Não obstante a linha de silhueta da carroçaria em formato de coupé, o Eclipse Cross tem imagem mais imponente e mais 11 cm de comprimento do que o ASX, acrescentando 2,4 cm à largura e 7 cm à altura. A plataforma e a distância entre eixos (2,670 metros) são exatamente as mesmas. Só na conceção do habitáculo diferem.
No interior destaca-se a qualidade de construção, nivelada claramente pelo seu parceiro de gama imediatamente acima, o Outlander, e menos pela do ASX. O painel de bordo sobressai por estar muito bem construído, com montagem isenta de falhas, e o ambiente a bordo é caracterizado pela sobriedade, mas a imagem é mais moderna do a que estamos habituados na Mitsubishi.
Já na dotação de equipamento de série, a abundância habitual nos modelos da casa japonesa, destacando-se as jantes de liga leve de 18’’ com pneus 225/55 R18, os sistemas de auxílio ao arranque em subida, de alerta de saída involuntária de faixa de rodagem, de colisão (alertas visual e sonoro, mas sem ação nos travões), sensores de estacionamento, acesso sem chave e sensor de luz e chuva.

Por outro lado, e partindo da mesma distância entre eixos, não se operou milagre da multiplicação das cotas interiores.

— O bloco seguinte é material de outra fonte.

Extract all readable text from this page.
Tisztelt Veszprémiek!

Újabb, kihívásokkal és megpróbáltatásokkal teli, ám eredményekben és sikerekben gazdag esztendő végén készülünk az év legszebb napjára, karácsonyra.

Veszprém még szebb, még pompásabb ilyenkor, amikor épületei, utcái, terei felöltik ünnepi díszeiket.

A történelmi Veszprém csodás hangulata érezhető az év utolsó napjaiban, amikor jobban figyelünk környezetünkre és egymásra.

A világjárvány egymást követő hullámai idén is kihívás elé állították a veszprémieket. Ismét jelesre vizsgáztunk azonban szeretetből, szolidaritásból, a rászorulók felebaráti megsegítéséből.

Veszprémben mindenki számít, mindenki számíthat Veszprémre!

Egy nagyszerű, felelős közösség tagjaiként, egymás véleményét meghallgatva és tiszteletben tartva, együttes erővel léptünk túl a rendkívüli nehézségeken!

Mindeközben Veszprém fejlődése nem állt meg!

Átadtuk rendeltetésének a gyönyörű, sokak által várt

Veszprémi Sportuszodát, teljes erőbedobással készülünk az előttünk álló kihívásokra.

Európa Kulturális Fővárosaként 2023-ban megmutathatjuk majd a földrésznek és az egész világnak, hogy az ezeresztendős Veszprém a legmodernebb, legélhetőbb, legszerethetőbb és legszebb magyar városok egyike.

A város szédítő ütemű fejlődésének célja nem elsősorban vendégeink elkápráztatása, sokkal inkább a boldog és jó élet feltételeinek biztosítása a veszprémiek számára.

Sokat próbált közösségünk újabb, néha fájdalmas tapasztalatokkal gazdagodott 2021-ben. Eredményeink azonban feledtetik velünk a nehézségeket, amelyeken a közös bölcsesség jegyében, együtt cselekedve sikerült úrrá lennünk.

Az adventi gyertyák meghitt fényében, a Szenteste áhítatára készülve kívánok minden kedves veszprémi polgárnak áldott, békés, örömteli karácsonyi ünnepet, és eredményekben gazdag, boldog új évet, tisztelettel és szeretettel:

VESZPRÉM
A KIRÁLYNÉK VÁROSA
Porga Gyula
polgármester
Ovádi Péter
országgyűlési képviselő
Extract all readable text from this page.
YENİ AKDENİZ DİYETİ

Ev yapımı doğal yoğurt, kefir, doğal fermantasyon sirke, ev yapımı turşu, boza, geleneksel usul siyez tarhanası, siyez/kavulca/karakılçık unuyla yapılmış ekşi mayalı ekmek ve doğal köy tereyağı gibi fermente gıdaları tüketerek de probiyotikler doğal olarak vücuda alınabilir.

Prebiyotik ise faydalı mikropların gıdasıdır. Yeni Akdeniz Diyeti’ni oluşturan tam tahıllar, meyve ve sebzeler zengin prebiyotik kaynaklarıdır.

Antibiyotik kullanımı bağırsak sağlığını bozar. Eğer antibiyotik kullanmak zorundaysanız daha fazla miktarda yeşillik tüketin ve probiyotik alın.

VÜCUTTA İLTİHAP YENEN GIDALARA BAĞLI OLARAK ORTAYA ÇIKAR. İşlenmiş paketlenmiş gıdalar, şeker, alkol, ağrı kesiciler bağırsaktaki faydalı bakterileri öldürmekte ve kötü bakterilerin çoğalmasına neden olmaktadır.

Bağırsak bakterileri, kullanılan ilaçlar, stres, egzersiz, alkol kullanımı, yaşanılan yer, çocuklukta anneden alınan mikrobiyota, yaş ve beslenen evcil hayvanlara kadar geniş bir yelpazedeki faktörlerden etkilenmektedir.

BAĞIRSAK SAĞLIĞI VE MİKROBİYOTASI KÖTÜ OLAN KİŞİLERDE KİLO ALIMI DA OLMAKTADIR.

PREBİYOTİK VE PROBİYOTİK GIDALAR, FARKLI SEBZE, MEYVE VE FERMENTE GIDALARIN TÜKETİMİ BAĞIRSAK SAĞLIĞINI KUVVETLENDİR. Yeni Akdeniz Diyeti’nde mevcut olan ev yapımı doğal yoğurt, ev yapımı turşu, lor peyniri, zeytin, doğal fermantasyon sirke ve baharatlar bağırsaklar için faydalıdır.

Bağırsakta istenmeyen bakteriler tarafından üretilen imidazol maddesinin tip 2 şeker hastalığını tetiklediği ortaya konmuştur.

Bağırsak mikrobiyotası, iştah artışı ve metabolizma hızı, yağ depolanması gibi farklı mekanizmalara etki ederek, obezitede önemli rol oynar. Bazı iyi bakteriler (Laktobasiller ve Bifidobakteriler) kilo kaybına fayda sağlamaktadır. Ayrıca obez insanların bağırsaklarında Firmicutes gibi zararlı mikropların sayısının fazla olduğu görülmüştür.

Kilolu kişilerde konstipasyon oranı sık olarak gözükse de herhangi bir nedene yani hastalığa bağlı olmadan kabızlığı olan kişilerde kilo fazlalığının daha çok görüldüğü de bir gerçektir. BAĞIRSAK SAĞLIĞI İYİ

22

A dotação de espaço nos lugares posteriores, sem ser referencial, não causa constrangimentos à habitabilidade.
E há truque que valoriza a modularidade daquele habitáculo: o banco traseiro move-se em calhas de 20 cm, permitindo gerir a volumetria para carga ou a habitabilidade para os passageiros. Assim, a capacidade da bagageira pode configurar-se em três medidas (378-485-1122 litros, a terceira rebatendo-se os encostos).
Para já, o 1.5 Turbo a gasolina é o único motor disponível na gama do novo SUV, associado a caixa automática de 8 relações ou equipado com caixa manual de 6 velocidades, que revelou funcionamento eficaz, engrenagem rápida e precisa, com seletor à mão de semear, em posição elevada na consola entre os bancos dianteiros. É a esta boa caixa que recorremos nas raras ocasiões em que sentimos necessidade de espicaçar a mecânica para não deixar cair os regimes do 1.5 turbo a gasolina, um motor 100% novo, que tem tudo para dar certo... A debitar bons 163 cv, o 4 cilindros japonês responde com contundência logo acima das 1600 rpm, estando a totalidade do binário máximo (250 Nm) disponível e constante das 1800 às 4500 rpm. Depois, é extremamente suave, nada ruidoso. Só não é Diesel…

Os consumos do Eclipse Cross não são referenciais, considerando a média aferida acima dos 7 litros/100 km, por muito que as acelerações lestas desde baixos regimes e retomas de velocidade fáceis e igualmente rápidas possam servir como atenuante…
Nestes ritmos de condução mais rápidos, em troços sinuosos, também pudemos comprovar que o Eclipse Cross tem uma consistência dinâmica que o AXS não terá. Apesar de maior, o novo SUV sente-se mais ágil e com outra estabilidade, pela ótima rigidez estrutural e beneficiando de uma altura ao solo inferior para curvar sem excessos de inclinação de carroçaria. Já a afinação de compromisso entre dinâmica e conforto de rolamento, traduz-se em algumas reações mais firmes sobre piso irregular.